Category Archives: Submission Tips

Mistakes That Authors Make in Their Submissions to Family Medicine

By Sarina Schrager, MD, MS, Editor in Chief, Family Medicine, and the Family Medicine editorial team.

As the official journal of STFM, Family Medicine aims to publish papers that will advance the art and science of academic family medicine. The journal is interested in curriculum designed for medical students and residents, projects that impact resident and faculty work life, as well as policy papers that comment on issues related to the discipline. The journal is also interested in papers describing DEIA initiatives developed in departments, residencies, and medical schools. We publish research, narratives, and commentaries. The editorial team wants authors to be successful and has come up with the following list of common errors to avoid when submitting a manuscript.

Not following the author instructions. There is nothing that annoys an editor more than a paper that is formatted incorrectly, submitted in the wrong category, doesn’t meet the word count requirement, or when authors submit a paper that is outside the scope of Family Medicine. Please read and follow the author instructions before you submit a paper, available here Family Medicine Author Information (  

Submitting a paper that is outside of the scope of the journal. Reviewing the author instructions can help you understand the goals and aims of the journal. Family Medicine is focused on education in primary care and does not publish clinical articles. Some papers about quality improvement will be within the scope of the journal, if the project is done in a residency clinic or has an impact on learners, for example, but much QI that is focused on clinical improvement only is not in the scope of the journal. If you are unsure whether your paper is within the scope of the journal, please e-mail us at

Does not fill a gap in the literature. This may seem obvious, but the editors suggest doing a thorough literature search before you start your research project so that you can make sure that no one else has done the same study. If there are similar studies in the literature, think carefully about what your work adds. Is your study in a different population? Do you use different methods to measure the same outcome? Are you confirming the results of a previous small study? If you are just doing the same study that others have done, then we may not be interested in accepting the paper. We suggest that you be very clear in your paper what your study adds to the existing literature.

Lack of a cohesive narrative through your paper. For example, does the title of your paper describe what you did in your study, or what results you found?Does the methodology of your study answer the questions you propose in your objectives? Do your conclusions arise directly from your results?  Be careful about editorializing (i.e. making large generalizations from limited data or data from a limited sample). The editors frequently see a mismatch between the objectives of the study or research question, the data collected and the conclusions. We recommend that you think through these questions before you start writing. 

Lack of robust evaluation of your data. This mistake is by far the most common error that the editors see with original research submissions or brief reports.When you are starting to plan your study or your curricular change, it is important to think about how you are going to evaluate your intervention. The Kirkpatrick levels of evaluation (The Kirkpatrick Model ( provide a template to use when thinking about the outcomes of your study. The Kirkpatrick Model describes how learners or participants change after your intervention. 

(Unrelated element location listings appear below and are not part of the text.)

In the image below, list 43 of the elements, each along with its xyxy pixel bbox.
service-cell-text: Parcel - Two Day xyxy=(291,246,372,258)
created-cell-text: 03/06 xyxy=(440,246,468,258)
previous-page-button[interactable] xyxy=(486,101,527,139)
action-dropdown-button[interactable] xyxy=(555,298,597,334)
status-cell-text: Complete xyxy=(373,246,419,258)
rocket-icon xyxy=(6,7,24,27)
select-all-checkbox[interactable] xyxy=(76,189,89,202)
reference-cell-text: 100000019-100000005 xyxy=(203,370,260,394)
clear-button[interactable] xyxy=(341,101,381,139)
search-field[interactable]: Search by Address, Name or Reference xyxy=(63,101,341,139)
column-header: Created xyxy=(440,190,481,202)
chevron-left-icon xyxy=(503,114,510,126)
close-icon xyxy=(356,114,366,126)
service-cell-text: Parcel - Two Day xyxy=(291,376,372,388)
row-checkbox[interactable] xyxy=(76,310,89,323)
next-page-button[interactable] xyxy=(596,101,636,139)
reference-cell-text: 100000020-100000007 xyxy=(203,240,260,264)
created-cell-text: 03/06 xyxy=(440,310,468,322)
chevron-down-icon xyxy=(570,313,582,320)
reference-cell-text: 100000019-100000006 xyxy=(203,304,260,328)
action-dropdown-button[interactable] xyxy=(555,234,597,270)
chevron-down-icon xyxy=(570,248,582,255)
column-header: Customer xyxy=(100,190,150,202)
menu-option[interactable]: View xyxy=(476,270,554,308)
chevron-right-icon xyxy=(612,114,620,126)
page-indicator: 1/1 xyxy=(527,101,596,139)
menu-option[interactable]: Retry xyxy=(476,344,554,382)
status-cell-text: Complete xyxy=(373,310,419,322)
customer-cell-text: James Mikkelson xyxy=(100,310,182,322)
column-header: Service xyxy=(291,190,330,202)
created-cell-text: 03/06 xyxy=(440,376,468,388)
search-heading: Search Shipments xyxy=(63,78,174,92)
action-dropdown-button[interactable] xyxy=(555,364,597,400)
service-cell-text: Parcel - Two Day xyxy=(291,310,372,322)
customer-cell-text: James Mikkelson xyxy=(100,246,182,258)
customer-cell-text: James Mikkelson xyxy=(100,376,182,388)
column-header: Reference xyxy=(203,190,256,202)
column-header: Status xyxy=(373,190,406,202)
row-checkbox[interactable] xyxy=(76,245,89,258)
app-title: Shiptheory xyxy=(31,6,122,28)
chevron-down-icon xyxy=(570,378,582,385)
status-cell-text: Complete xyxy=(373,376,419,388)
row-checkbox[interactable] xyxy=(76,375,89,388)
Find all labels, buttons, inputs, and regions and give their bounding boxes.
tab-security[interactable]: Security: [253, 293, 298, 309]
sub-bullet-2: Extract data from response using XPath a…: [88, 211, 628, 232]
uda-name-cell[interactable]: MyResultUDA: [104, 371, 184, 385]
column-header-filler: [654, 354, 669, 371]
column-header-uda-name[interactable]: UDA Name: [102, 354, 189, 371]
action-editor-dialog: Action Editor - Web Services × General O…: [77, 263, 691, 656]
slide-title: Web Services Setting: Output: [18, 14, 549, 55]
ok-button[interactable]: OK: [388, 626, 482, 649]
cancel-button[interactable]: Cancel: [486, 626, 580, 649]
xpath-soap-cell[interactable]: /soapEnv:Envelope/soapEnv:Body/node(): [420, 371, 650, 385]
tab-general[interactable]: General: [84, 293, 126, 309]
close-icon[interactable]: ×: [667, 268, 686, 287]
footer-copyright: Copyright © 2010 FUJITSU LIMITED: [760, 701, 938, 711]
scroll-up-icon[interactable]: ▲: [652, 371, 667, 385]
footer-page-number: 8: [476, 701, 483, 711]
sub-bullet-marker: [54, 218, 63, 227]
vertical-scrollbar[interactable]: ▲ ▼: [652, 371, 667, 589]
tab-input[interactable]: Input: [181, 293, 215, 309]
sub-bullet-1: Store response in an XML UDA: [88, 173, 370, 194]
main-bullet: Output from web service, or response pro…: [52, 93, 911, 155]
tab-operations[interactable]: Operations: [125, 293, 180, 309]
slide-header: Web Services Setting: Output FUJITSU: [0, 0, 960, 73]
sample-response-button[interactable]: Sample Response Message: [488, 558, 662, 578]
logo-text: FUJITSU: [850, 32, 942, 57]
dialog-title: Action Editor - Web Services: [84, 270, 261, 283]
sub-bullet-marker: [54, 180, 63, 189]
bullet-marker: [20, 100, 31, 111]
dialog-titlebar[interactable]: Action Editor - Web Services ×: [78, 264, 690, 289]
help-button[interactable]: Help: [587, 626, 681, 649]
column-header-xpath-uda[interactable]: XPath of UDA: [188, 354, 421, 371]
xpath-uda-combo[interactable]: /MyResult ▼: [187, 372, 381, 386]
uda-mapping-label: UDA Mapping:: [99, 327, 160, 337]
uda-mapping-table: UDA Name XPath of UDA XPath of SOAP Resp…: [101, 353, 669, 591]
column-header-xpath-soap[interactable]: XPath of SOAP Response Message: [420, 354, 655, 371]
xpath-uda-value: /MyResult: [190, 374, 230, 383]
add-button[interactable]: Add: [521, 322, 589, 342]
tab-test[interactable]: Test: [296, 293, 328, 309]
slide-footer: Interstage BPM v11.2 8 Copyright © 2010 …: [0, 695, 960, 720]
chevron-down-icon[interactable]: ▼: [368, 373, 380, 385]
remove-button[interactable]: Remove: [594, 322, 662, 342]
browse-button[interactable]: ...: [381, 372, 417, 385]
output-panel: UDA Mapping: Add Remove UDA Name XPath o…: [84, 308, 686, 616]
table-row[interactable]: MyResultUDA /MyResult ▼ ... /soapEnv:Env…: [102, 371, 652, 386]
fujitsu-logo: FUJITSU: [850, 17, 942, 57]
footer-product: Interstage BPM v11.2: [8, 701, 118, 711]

  • Level 1 evaluation looks at the reaction to the intervention. Did the participants enjoy the educational activity?  Did they think it was relevant to their work?  Family Medicine does not publish papers with only Level 1 evaluations. 
  • Level 2 evaluation measures how much participants learned during the intervention.  Pre and post-tests immediately after a seminar are examples of level 2 evaluations.  Family Medicine will occasionally publish otherwise well-done studies that only use Level 2 evaluation, but most of the time these papers will be rejected.
  •  Level 3 evaluation is looking at whether the educational intervention changed the behaviors of participants. For example, after a seminar about lung cancer screening, you could measure how often residents ordered low dose lung CT scans.  
  • Level 4 evaluation measures results of outcomes.  This is the highest level of evaluation.  In the previous example, you would be looking to see if rates of lung cancer deaths decreased, or if rates of early diagnosis of lung cancer was affected. 

Obviously, these higher levels of evaluation are harder to measure. Family Medicine prioritizes papers that use Level 3 or 4 evaluations.

Special consideration for narrative submissions. The editors of Family Medicine believe that stories about family medicine education and the clinical experiences of faculty and learners are vitally important to enhance the discipline.  As such, we seek narrative submissions, both poetry and essays. The biggest mistake that we see in narrative submissions is Telling not Showing. What do we mean by that?  Telling the reader that a patient was scared is much less effective than describing the nervous movements of her hands, for example.Describing how you feel with a sentence like, “I was happy”  is much less compelling than describing a characteristic, “like my face hurt from smiling so much” or “my heart felt light”. Here is more information that can help you when you are writing narratives. (Show, Don’t Tell: The Simple Guide for Writers (

Again, the editors of Family Medicine want to hear about your work. To paraphrase Leo Tolstoy, strong papers are all alike, but weak papers are each weak in their own specific way. We hope that this blog post helps authors consistently submit strong papers in the future.